A team from Civan Lasers (Jerusalem, Israel)—in conjunction with the Fraunhofer Institute for Material and Beam Technology (Fraunhofer IWS; Dresden, Germany), Siemens (Munich, Germany), and ThyssenKrupp (Essen, Germany)—has developed a 500 W, single-mode, continuous-wave (CW) 532 nm green laser that represents a significant advancement in the field. Its beam quality and power just broke the world record for this type of laser (see figure and video).
“This isn’t just an advancement, it’s a paradigm shift,” says Yaniv Vidne, vice president of R&D at Civan Lasers.
The laser relies on coherent beam combining, which involves several high-power laser beams essentially funneled into a single coherent beam that puts out correspondingly higher power and preserves spectral bandwidth. Beam brightness is significantly increased in the process. A distinguishing feature in Civan’s laser, according to Vidne, is its “exceptional beam quality.”

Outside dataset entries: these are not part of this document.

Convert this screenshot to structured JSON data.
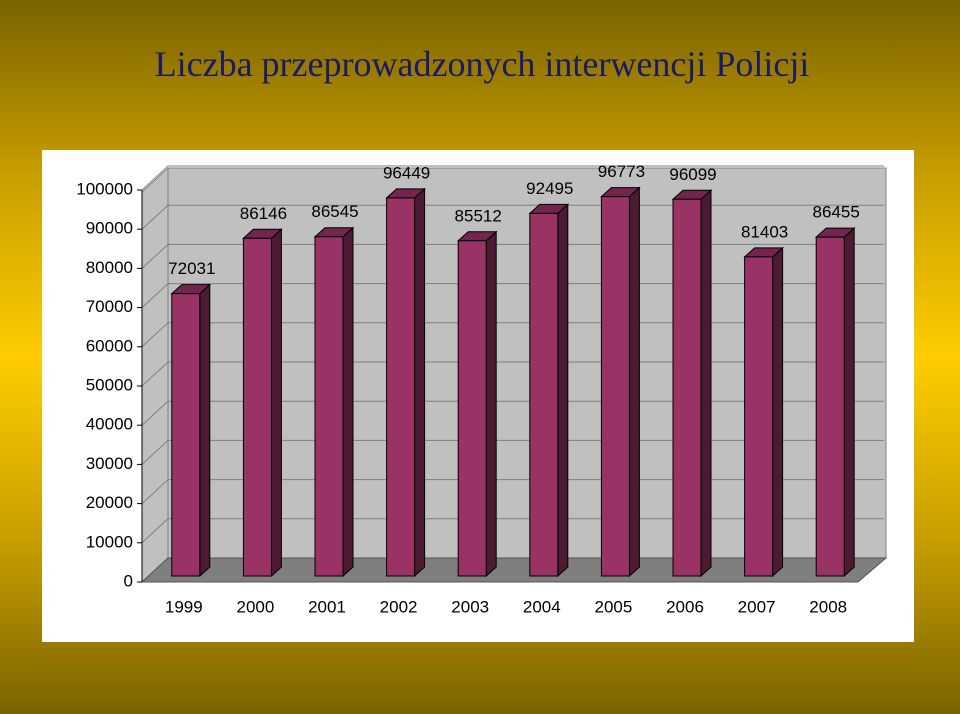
{
  "chart_data": {
    "type": "bar3d",
    "title": "Liczba przeprowadzonych interwencji Policji",
    "categories": [
      "1999",
      "2000",
      "2001",
      "2002",
      "2003",
      "2004",
      "2005",
      "2006",
      "2007",
      "2008"
    ],
    "values": [
      72031,
      86146,
      86545,
      96449,
      85512,
      92495,
      96773,
      96099,
      81403,
      86455
    ],
    "color": "#993366",
    "ylim": [
      0,
      100000
    ],
    "yticks": [
      0,
      10000,
      20000,
      30000,
      40000,
      50000,
      60000,
      70000,
      80000,
      90000,
      100000
    ],
    "grid": true
  }
}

“Coherent beam combining is to laser technology what the microprocessor was to computing,” Vidne says. “It’s not just about increasing power; it’s about refining how we approach laser design.”
The laser eliminates any risk to the integrity of a single crystal—a common component. Conventional lasers are known to compromise their systems’ longevity by sometimes pushing too much power through a single crystal channel.
EUREKA, CBC-GREEN, and the future
The record-breaking green laser was developed as part of the EUREKA project—a collaborative group that funds research and development ventures for companies, research organizations, and universities—specifically, its CBC-GREEN initiative. Beyond developing the 532 nm CW laser, the initiative’s goal includes integrating more flexible and efficient processing of copper materials.
Because of their strong electrical and thermal properties, copper materials are crucial to fabricating energy storage systems, power electronics, control systems, and cooling structures. However, processing copper using existing laser methods is limited because those techniques produce a high degree of reflection.
The green laser presents a better approach because it simultaneously allows high power and high beam quality. “This laser holds immense potential,” Vidne says. “The horizon for this technology is vast.”
Along with metal additive manufacturing of copper, the laser shows promise for applications including welding reflective materials such as copper and semiconductor welding—notably, chip-to-wafer welding as an alternative to traditional wire-bonding processes.
As part of the project, the researchers are now investigating the systems engineering development approach of coupling frequency-doubled, single-mode-infrared laser modules with coherent beam combining. This method would enable high CW power in laser machining processes for the first time.
“By combining power and modulation capabilities,” Vidne says, “we’re envisioning a future where this laser replaces traditional non-laser joining methods.”